Background:

Four bispecific antibodies (bsAbs), teclistamab, elranatamab, talquetamab, and linvoseltamab have been approved for use in the U.S. in patients (pts) with relapsed/refractory (R/R) multiple myeloma (MM). The objective of this analysis was to describe healthcare resources utilization (HCRU) in Medicare pts initiating treatment (≥1 medical claim) with teclistamab for R/R MM, and to explore how HCRU differs for pts who initiate in the inpatient (IP) vs outpatient (OP) setting. We focused only on teclistamab due to insufficient follow-up for robust analyses of other bsAbs.

Methods:

The study used data from a 100% sample of fee-for-service Medicare enrollment and medical (Parts A and B) claims data during the “study period” spanning from 12 months prior to the approval of teclistamab to the end of availability of claims data (Oct 25, 2021–Sep 30, 2024). The study population included all pts in the database with ≥1 diagnosis of MM and ≥1 claim for teclistamab ≥30 days prior to the end of the study period. Patients were required to be continuously enrolled for Medicare medical benefits for the 12 months up to and including the 1st claim for teclistamab (the “index date”). Other main eligibility criteria included: 1) index date on/after availability of both IP and OP procedure codes for teclistamab; 2) no claims for MM treatment other than teclistamab or a corticosteroid within 0–30 days post index date; 3) if 1st administration of teclistamab was in the OP setting, dosage was consistent with first step up dose (SUD) and 4) ≥65 years of age as of index date. For each patient, the follow-up period was defined as the period from the index date to first occurrence of death, end of continuous enrollment, or end of study period. Setting of initiation of treatment was defined based on the setting of the first claim for teclistamab (IP or OP). For pts who initiated teclistamab in the IP setting, completion of SUD was defined as ≥1 OP administration with a full treatment dose of teclistamab (i.e., not an SUD) that occurred ≥10 days post index date. For those who initiated teclistamab in an OP setting, completion of SUD was defined as ≥2 OP administrations of teclistamab at a full treatment dose. The number of hospitalizations and physicians' office and hospital OP visits during teclistamab treatment were calculated on a per patient per month (PPPM) basis.

Results:

A total of 2,185 pts had ≥1 claim for teclistamab during the study period. Of these, 1,373 met all eligibility criteria. Mean (median) age at index date was 75 (74) years and 49% were female. Mean (median [range]) follow-up was 8.2 (7 [0.2–22.7]) months. Overall, 87% of pts initiated teclistamab in an IP setting, with a mean length of stay (LOS) for the index hospitalization of 9.3 days. Among those initiating teclistamab in an OP setting, 41% were hospitalized within 1 month of treatment initiation. Among all pts (IP or OP initiation of treatment), the Kaplan–Meier estimated median duration of teclistamab treatment was 6.1 months; 87% of pts completed SUD. Patients had a mean (median) of 0.72 (0.32) hospitalizations PPPM and 6.4 (5.8) hospital outpatient or physician's office visits PPPM during teclistamab treatment.

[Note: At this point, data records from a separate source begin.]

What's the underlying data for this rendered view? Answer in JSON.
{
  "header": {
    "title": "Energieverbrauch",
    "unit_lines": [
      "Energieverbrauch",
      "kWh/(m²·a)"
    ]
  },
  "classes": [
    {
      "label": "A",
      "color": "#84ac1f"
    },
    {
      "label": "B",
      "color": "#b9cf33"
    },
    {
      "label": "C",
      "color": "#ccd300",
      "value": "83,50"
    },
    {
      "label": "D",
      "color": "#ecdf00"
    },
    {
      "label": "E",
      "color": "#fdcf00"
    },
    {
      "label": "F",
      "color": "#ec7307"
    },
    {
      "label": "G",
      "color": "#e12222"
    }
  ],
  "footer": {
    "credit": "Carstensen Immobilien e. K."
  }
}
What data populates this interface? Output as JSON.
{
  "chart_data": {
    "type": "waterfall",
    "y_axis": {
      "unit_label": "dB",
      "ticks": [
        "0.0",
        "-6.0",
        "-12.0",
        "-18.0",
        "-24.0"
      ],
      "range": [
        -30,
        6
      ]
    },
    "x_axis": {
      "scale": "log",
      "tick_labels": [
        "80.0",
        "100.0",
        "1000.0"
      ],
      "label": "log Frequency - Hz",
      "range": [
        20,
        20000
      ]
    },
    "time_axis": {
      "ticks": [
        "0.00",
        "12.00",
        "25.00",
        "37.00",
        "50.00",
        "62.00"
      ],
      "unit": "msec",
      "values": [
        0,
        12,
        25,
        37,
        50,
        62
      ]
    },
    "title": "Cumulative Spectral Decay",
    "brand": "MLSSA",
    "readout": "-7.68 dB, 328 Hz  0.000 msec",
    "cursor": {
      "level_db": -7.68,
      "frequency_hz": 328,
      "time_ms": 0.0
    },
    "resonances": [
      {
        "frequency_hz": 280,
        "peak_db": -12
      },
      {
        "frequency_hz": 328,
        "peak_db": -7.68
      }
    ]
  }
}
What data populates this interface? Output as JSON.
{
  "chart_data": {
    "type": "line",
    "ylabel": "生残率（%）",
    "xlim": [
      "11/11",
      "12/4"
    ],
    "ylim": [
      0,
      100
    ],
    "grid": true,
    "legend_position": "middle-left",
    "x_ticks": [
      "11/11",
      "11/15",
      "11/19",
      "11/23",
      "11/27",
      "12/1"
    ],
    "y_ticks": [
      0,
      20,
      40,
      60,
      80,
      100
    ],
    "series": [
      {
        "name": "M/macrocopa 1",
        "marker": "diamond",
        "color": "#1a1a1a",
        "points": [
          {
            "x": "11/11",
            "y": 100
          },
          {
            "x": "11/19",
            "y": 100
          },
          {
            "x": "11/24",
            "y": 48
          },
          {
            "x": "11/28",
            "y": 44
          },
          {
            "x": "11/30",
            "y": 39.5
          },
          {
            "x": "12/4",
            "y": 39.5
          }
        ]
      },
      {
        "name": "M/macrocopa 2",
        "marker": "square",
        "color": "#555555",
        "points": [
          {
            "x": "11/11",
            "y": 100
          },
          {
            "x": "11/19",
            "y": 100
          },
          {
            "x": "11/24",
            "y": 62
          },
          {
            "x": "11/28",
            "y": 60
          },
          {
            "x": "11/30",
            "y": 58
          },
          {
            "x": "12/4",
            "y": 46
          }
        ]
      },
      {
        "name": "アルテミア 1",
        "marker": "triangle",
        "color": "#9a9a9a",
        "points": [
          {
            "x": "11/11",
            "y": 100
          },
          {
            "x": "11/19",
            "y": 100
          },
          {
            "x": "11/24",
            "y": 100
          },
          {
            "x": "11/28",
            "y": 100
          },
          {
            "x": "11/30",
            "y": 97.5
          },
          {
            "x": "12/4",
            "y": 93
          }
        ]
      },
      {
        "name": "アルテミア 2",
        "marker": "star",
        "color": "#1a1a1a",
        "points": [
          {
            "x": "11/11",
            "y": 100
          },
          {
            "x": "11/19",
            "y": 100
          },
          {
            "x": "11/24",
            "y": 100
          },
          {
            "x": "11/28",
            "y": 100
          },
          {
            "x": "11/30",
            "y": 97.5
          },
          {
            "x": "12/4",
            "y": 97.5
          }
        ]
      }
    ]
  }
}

Conclusions:Most pts with MM receiving teclistamab initiate treatment in an IP setting, with hospital LOS consistent with dosing guidance from the prescribing information. A substantial proportion of those who initiate teclistamab in an OP setting are hospitalized within 30 days. Treatment duration and percentage of pts completing SUD were consistent with values in other real-world studies of teclistamab. Patients receiving teclistamab have a high hospitalization burden during treatment initiation and frequent hospitalizations and OP visits over the course of treatment. These results highlight the need for novel treatments, administration models, and/or implementation of standardized supportive care guidelines to reduce the hospital burden and increase time on treatment for pts receiving bsAbs in real world settings.